Harmonizing Large Language Models with Collaborative Behavioral Signals for Conversational Recommendation
Guanrong Li, Kuo Tian, Jinnan Qi, Qinghan Fu, Zhen Wu, Xinyu Dai
TL;DR
This work tackles the gap between collaborative behavioral signals and natural-language preferences in conversational recommendation by introducing LatentCRS, a framework that uses discrete latent intents to bridge the two modalities. It combines a traditional recommender (inference model) with a generative CRS (decoder) and optimizes via a variational EM procedure, employing an ELBO objective and infoNCE-based ranking, plus a hard-filter strategy for multi-turn dialogues. The approach demonstrates consistent improvements over strong baselines across one-turn and multi-turn settings on multiple datasets, while also reducing reliance on costly LLM usage through efficient inference and data augmentation. The results highlight the practical potential of integrating collaborative information with LLMs, offering improved personalization and scalability for real-world CRS deployments.
Abstract
Conversational recommendation frameworks have gained prominence as a dynamic paradigm for delivering personalized suggestions via interactive dialogues.

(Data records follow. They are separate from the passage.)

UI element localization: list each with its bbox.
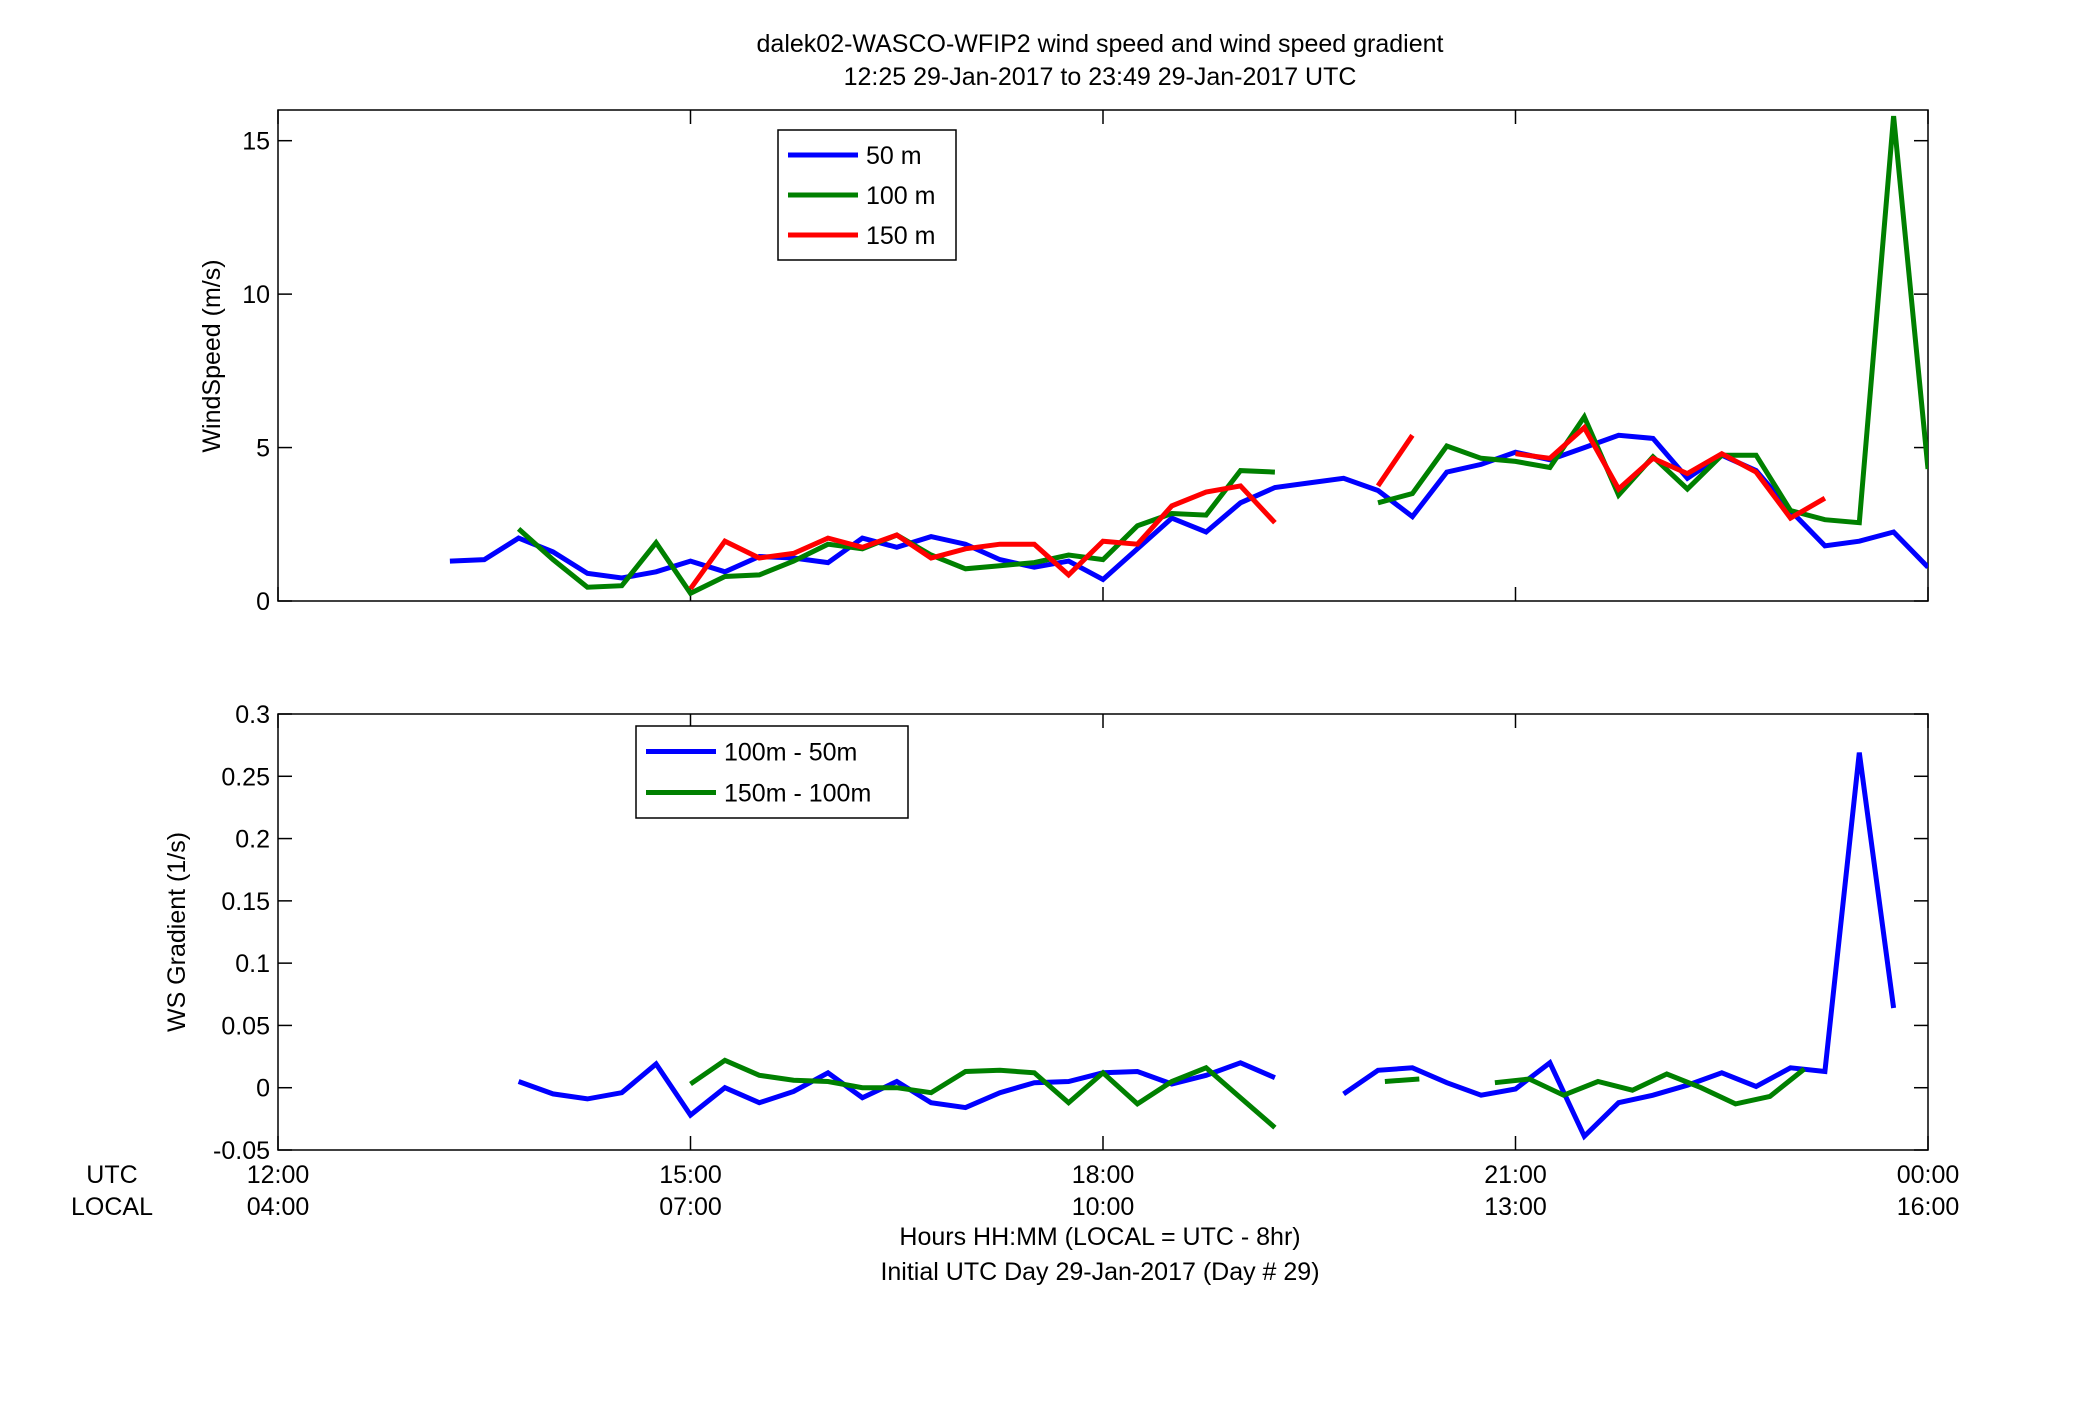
legend-entry: 100 m <box>866 182 935 210</box>
y-tick-label: 0.3 <box>235 701 270 729</box>
y-tick-label: 10 <box>242 281 270 309</box>
x-axis-label-line1: Hours HH:MM (LOCAL = UTC - 8hr) <box>899 1223 1300 1251</box>
y-axis-label: WS Gradient (1/s) <box>163 832 191 1032</box>
y-tick-label: 15 <box>242 128 270 156</box>
y-tick-label: 5 <box>256 435 270 463</box>
y-tick-label: 0.05 <box>221 1012 270 1040</box>
x-tick-label-utc: 21:00 <box>1484 1161 1547 1189</box>
chart-title-line2: 12:25 29-Jan-2017 to 23:49 29-Jan-2017 U… <box>844 63 1357 91</box>
y-axis-label: WindSpeed (m/s) <box>198 259 226 452</box>
y-tick-label: 0.1 <box>235 950 270 978</box>
gradient-panel: -0.05 0 0.05 0.1 0.15 0.2 0.25 0.3 WS Gradient (… <box>163 701 1929 1165</box>
legend-entry: 50 m <box>866 142 922 170</box>
y-tick-label: 0.15 <box>221 888 270 916</box>
x-tick-label-local: 10:00 <box>1072 1193 1135 1221</box>
local-row-label: LOCAL <box>71 1193 153 1221</box>
x-tick-labels-utc: 12:00 15:00 18:00 21:00 00:00 <box>247 1161 1960 1189</box>
x-tick-label-local: 07:00 <box>659 1193 722 1221</box>
y-tick-label: 0.25 <box>221 763 270 791</box>
y-tick-label: 0 <box>256 588 270 616</box>
legend-box <box>635 725 909 819</box>
x-axis-label-line2: Initial UTC Day 29-Jan-2017 (Day # 29) <box>880 1258 1319 1286</box>
legend-entry: 100m - 50m <box>724 739 857 767</box>
utc-row-label: UTC <box>86 1161 137 1189</box>
y-tick-label: 0.2 <box>235 826 270 854</box>
x-tick-label-utc: 15:00 <box>659 1161 722 1189</box>
x-tick-label-local: 16:00 <box>1897 1193 1960 1221</box>
x-tick-label-local: 13:00 <box>1484 1193 1547 1221</box>
series-line-3 <box>688 423 1827 591</box>
legend-entry: 150m - 100m <box>724 780 871 808</box>
y-tick-label: -0.05 <box>213 1137 270 1165</box>
axes-box <box>277 713 1929 1151</box>
legend-entry: 150 m <box>866 222 935 250</box>
y-tick-label: 0 <box>256 1075 270 1103</box>
x-tick-label-local: 04:00 <box>247 1193 310 1221</box>
windspeed-panel: 0 5 10 15 WindSpeed (m/s) 50 m 100 m 150 m <box>198 109 1929 616</box>
series-line-2 <box>689 1057 1806 1130</box>
x-tick-label-utc: 12:00 <box>247 1161 310 1189</box>
x-tick-label-utc: 00:00 <box>1897 1161 1960 1189</box>
x-tick-labels-local: 04:00 07:00 10:00 13:00 16:00 <box>247 1193 1960 1221</box>
x-tick-label-utc: 18:00 <box>1072 1161 1135 1189</box>
axes-box <box>277 109 1929 602</box>
chart-title-line1: dalek02-WASCO-WFIP2 wind speed and wind … <box>757 30 1444 58</box>
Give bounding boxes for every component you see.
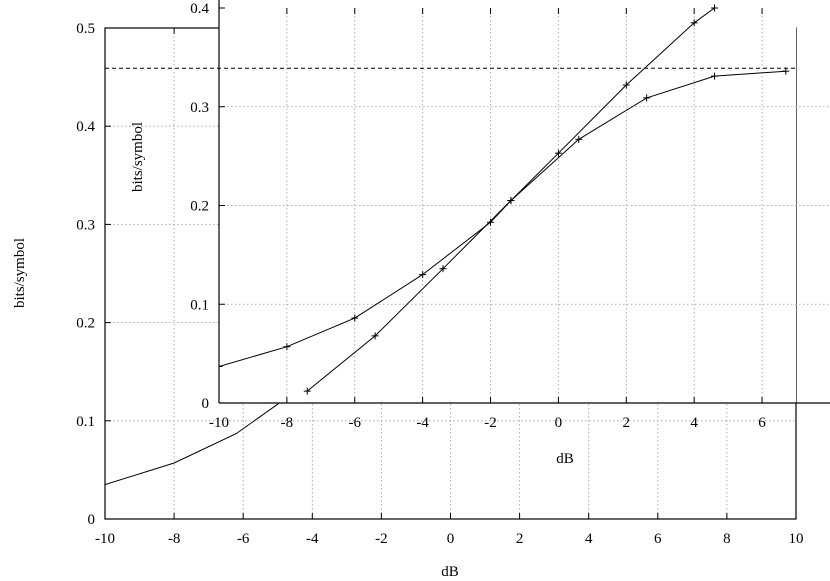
inset-x-tick-label: 2: [623, 415, 631, 431]
inset-series-1-point: [219, 362, 223, 370]
inset-x-tick-label: -2: [484, 415, 497, 431]
main-x-tick-label: -4: [306, 531, 319, 547]
inset-x-tick-label: 0: [555, 415, 563, 431]
main-y-tick-label: 0.4: [76, 119, 95, 135]
main-y-tick-label: 0.3: [76, 217, 95, 233]
main-x-tick-label: 4: [585, 531, 593, 547]
main-y-axis-title: bits/symbol: [12, 238, 28, 308]
inset-series-2-point: [371, 332, 379, 340]
inset-series-1-point: [283, 343, 291, 351]
main-x-tick-label: 8: [723, 531, 731, 547]
inset-series-2-point: [554, 149, 562, 157]
main-y-tick-label: 0: [88, 512, 96, 528]
main-x-tick-label: -8: [168, 531, 181, 547]
inset-x-tick-label: 4: [690, 415, 698, 431]
inset-x-tick-label: -8: [281, 415, 294, 431]
main-x-axis-title: dB: [441, 564, 459, 580]
inset-series-1-point: [419, 271, 427, 279]
inset-y-axis-title: bits/symbol: [130, 122, 146, 192]
inset-series-2-line: [306, 7, 715, 392]
main-x-tick-label: -10: [95, 531, 115, 547]
inset-x-tick-label: -4: [416, 415, 429, 431]
inset-series-1-point: [351, 314, 359, 322]
inset-x-tick-label: -10: [209, 415, 229, 431]
inset-series-1-point: [575, 135, 583, 143]
inset-series-2-point: [711, 4, 719, 12]
main-x-tick-label: 10: [789, 531, 804, 547]
inset-series-1-point: [711, 72, 719, 80]
inset-x-tick-label: -6: [349, 415, 362, 431]
inset-series-1-point: [782, 67, 790, 75]
main-x-tick-label: -2: [375, 531, 388, 547]
main-y-tick-label: 0.5: [76, 21, 95, 37]
main-x-tick-label: -6: [237, 531, 250, 547]
inset-y-tick-label: 0: [202, 396, 210, 412]
inset-y-tick-label: 0.2: [190, 199, 209, 215]
main-y-tick-label: 0.1: [76, 414, 95, 430]
inset-series-2-point: [507, 197, 515, 205]
inset-series-2-point: [622, 81, 630, 89]
inset-series-1-point: [487, 218, 495, 226]
main-x-tick-label: 6: [654, 531, 662, 547]
main-x-tick-label: 2: [516, 531, 524, 547]
inset-x-tick-label: 6: [758, 415, 766, 431]
main-y-tick-label: 0.2: [76, 316, 95, 332]
inset-series-2-point: [439, 265, 447, 273]
inset-series-2-point: [690, 19, 698, 27]
main-x-tick-label: 0: [447, 531, 455, 547]
inset-x-axis-title: dB: [556, 451, 574, 467]
inset-chart-panel: -10 -8 -6 -4 -2 0 2 4 6 0 0.1 0.2 0.3 0.4 dB bits/symbo…: [105, 0, 830, 467]
inset-series-2-point: [303, 387, 311, 395]
inset-y-tick-label: 0.1: [190, 297, 209, 313]
inset-series-group: [219, 4, 790, 395]
inset-y-tick-label: 0.4: [190, 1, 209, 17]
inset-series-1-point: [643, 94, 651, 102]
inset-y-tick-label: 0.3: [190, 100, 209, 116]
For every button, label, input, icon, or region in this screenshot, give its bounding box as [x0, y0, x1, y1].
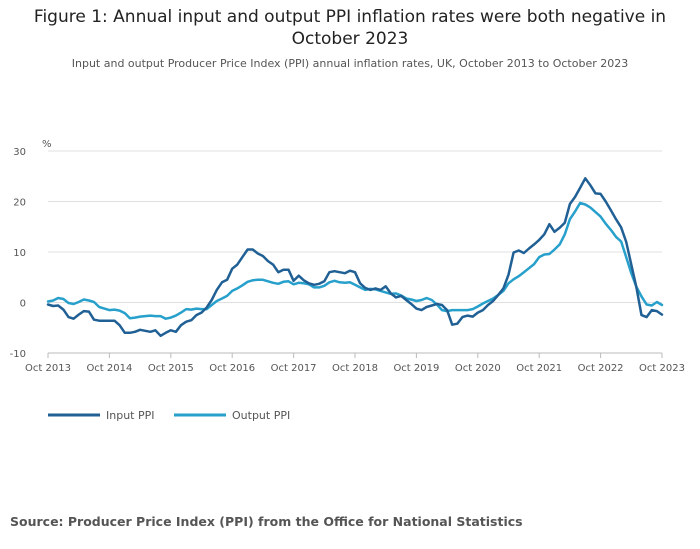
x-tick-label: Oct 2017 [271, 363, 317, 374]
x-tick-label: Oct 2021 [516, 363, 562, 374]
series-lines [46, 177, 664, 338]
y-tick-label: 0 [20, 299, 26, 310]
x-tick-label: Oct 2015 [148, 363, 194, 374]
chart-title: Figure 1: Annual input and output PPI in… [33, 7, 667, 49]
x-tick-label: Oct 2018 [332, 363, 378, 374]
x-tick-label: Oct 2019 [393, 363, 439, 374]
x-tick-label: Oct 2016 [209, 363, 255, 374]
y-tick-label: 10 [13, 248, 26, 259]
x-tick-label: Oct 2023 [639, 363, 685, 374]
legend: Input PPI Output PPI [48, 409, 290, 422]
x-tick-label: Oct 2013 [25, 363, 71, 374]
legend-label: Input PPI [106, 409, 155, 422]
x-tick-label: Oct 2022 [578, 363, 624, 374]
gridlines [48, 150, 662, 354]
y-tick-label: 20 [13, 198, 26, 209]
x-tick-label: Oct 2014 [86, 363, 132, 374]
y-axis-label: % [42, 139, 52, 150]
series-line-input-ppi [46, 177, 664, 338]
x-axis-ticks: Oct 2013 Oct 2014 Oct 2015 Oct 2016 Oct 2017… [25, 353, 685, 374]
chart-subtitle: Input and output Producer Price Index (P… [71, 57, 629, 70]
x-tick-label: Oct 2020 [455, 363, 501, 374]
series-line-output-ppi [46, 201, 664, 320]
y-tick-label: -10 [10, 349, 26, 360]
source-note: Source: Producer Price Index (PPI) from … [10, 514, 523, 529]
y-tick-label: 30 [13, 147, 26, 158]
y-axis-ticks: 30 20 10 0 -10 [10, 147, 26, 360]
legend-label: Output PPI [232, 409, 290, 422]
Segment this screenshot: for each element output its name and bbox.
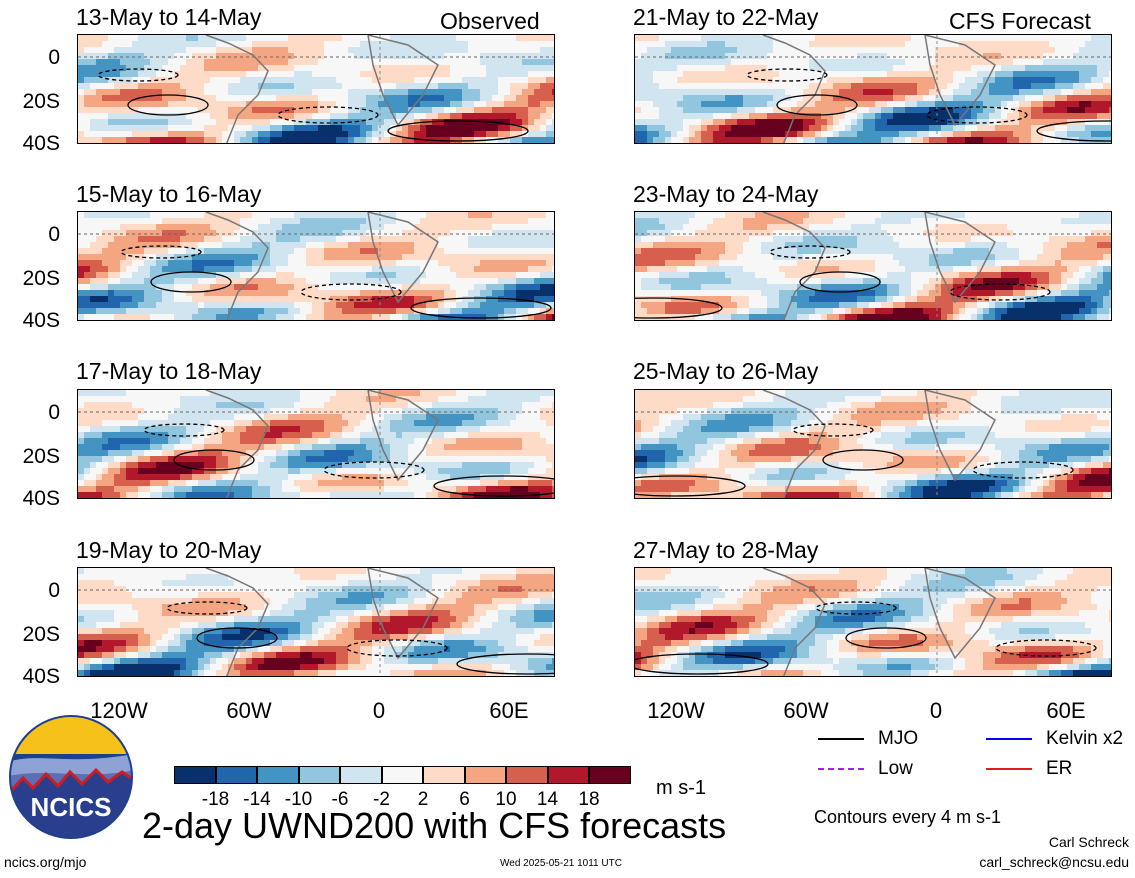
contours-note: Contours every 4 m s-1 bbox=[814, 807, 1002, 827]
colorbar-label: 18 bbox=[578, 789, 600, 810]
map-panel-5 bbox=[634, 34, 1112, 144]
xtick: 60E bbox=[489, 698, 529, 723]
legend-line-low bbox=[818, 768, 864, 770]
colorbar-label: -10 bbox=[284, 789, 313, 810]
legend-line-er bbox=[986, 768, 1032, 770]
anomaly-field bbox=[635, 390, 1111, 498]
colorbar-label: 14 bbox=[536, 789, 559, 810]
colorbar-swatch bbox=[547, 766, 589, 784]
colorbar-units: m s-1 bbox=[656, 777, 706, 799]
colorbar-label: -14 bbox=[243, 789, 271, 810]
legend-line-kelvin bbox=[986, 738, 1032, 740]
ytick: 0 bbox=[48, 579, 60, 602]
ytick: 40S bbox=[22, 665, 60, 688]
anomaly-field bbox=[78, 390, 554, 498]
footer-author: Carl Schreck bbox=[1048, 834, 1129, 850]
anomaly-field bbox=[78, 35, 554, 143]
map-panel-2 bbox=[77, 211, 555, 321]
panel-title-1: 13-May to 14-May bbox=[76, 4, 262, 30]
xtick: 120W bbox=[90, 698, 148, 723]
colorbar-label: -6 bbox=[331, 789, 349, 810]
footer-url[interactable]: ncics.org/mjo bbox=[4, 854, 87, 870]
panel-title-4: 19-May to 20-May bbox=[76, 537, 262, 563]
panel-title-6: 23-May to 24-May bbox=[633, 181, 819, 207]
panel-tag-forecast: CFS Forecast bbox=[949, 8, 1091, 34]
ytick: 20S bbox=[22, 623, 60, 646]
colorbar-swatch bbox=[506, 766, 548, 784]
colorbar-label: -2 bbox=[373, 789, 390, 810]
legend-label-kelvin: Kelvin x2 bbox=[1046, 728, 1124, 749]
xtick: 120W bbox=[647, 698, 705, 723]
colorbar-swatch bbox=[423, 766, 465, 784]
xtick: 0 bbox=[372, 698, 386, 723]
ytick: 40S bbox=[22, 487, 60, 510]
map-panel-7 bbox=[634, 389, 1112, 499]
xtick: 0 bbox=[929, 698, 943, 723]
colorbar-swatch bbox=[298, 766, 340, 784]
colorbar-swatch bbox=[589, 766, 631, 784]
anomaly-field bbox=[635, 568, 1111, 676]
colorbar-label: -18 bbox=[201, 789, 230, 810]
legend-line-mjo bbox=[818, 738, 864, 740]
map-panel-6 bbox=[634, 211, 1112, 321]
map-panel-8 bbox=[634, 567, 1112, 677]
map-panel-3 bbox=[77, 389, 555, 499]
panel-tag-observed: Observed bbox=[440, 8, 540, 34]
legend-label-mjo: MJO bbox=[878, 728, 919, 749]
panel-title-2: 15-May to 16-May bbox=[76, 181, 262, 207]
panel-title-5: 21-May to 22-May bbox=[633, 4, 819, 30]
logo-text: NCICS bbox=[30, 792, 112, 822]
ytick: 40S bbox=[22, 309, 60, 332]
colorbar-label: 10 bbox=[495, 789, 517, 810]
colorbar-swatch bbox=[174, 766, 216, 784]
legend-label-low: Low bbox=[878, 758, 913, 779]
ytick: 20S bbox=[22, 90, 60, 113]
xtick: 60W bbox=[226, 698, 272, 723]
xtick: 60E bbox=[1046, 698, 1086, 723]
colorbar-label: 2 bbox=[417, 789, 429, 810]
panel-title-8: 27-May to 28-May bbox=[633, 537, 819, 563]
map-panel-4 bbox=[77, 567, 555, 677]
anomaly-field bbox=[635, 35, 1111, 143]
main-title: 2-day UWND200 with CFS forecasts bbox=[142, 805, 727, 846]
ncics-logo: NCICS bbox=[8, 714, 134, 840]
panel-title-3: 17-May to 18-May bbox=[76, 358, 262, 384]
anomaly-field bbox=[635, 212, 1111, 320]
panel-title-7: 25-May to 26-May bbox=[633, 358, 819, 384]
footer-timestamp: Wed 2025-05-21 1011 UTC bbox=[500, 858, 622, 869]
ytick: 40S bbox=[22, 132, 60, 155]
colorbar-swatch bbox=[464, 766, 506, 784]
footer-email[interactable]: carl_schreck@ncsu.edu bbox=[979, 854, 1129, 870]
map-panel-1 bbox=[77, 34, 555, 144]
colorbar-swatch bbox=[215, 766, 257, 784]
colorbar-swatch bbox=[381, 766, 423, 784]
ytick: 0 bbox=[48, 401, 60, 424]
colorbar-label: 6 bbox=[459, 789, 470, 810]
xtick: 60W bbox=[783, 698, 829, 723]
anomaly-field bbox=[78, 212, 554, 320]
anomaly-field bbox=[78, 568, 554, 676]
ytick: 0 bbox=[48, 46, 60, 69]
ytick: 20S bbox=[22, 267, 60, 290]
legend-label-er: ER bbox=[1046, 758, 1073, 779]
ytick: 20S bbox=[22, 445, 60, 468]
ytick: 0 bbox=[48, 223, 60, 246]
colorbar-swatch bbox=[340, 766, 382, 784]
colorbar-swatch bbox=[257, 766, 299, 784]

The incorporation of advanced language understanding techniques has substantially improved the dialogue fluency of such systems. However, while modern language models demonstrate strong proficiency in interpreting user preferences articulated through natural conversation, they frequently encounter challenges in effectively utilizing collective behavioral patterns - a crucial element for generating relevant suggestions. To mitigate this limitation, this work presents a novel probabilistic framework that synergizes behavioral patterns with conversational interactions through latent preference modeling. The proposed method establishes a dual-channel alignment mechanism where implicit preference representations learned from collective user interactions serve as a connecting mechanism between behavioral data and linguistic expressions. Specifically, the framework first derives latent preference representations through established collaborative filtering techniques, then employs these representations to jointly refine both the linguistic preference expressions and behavioral patterns through an adaptive fusion process. Comprehensive evaluations across multiple benchmark datasets demonstrate the superior performance of the proposed approach compared to various state-of-the-art baseline methods, particularly in aligning conversational interactions with collaborative behavioral signals.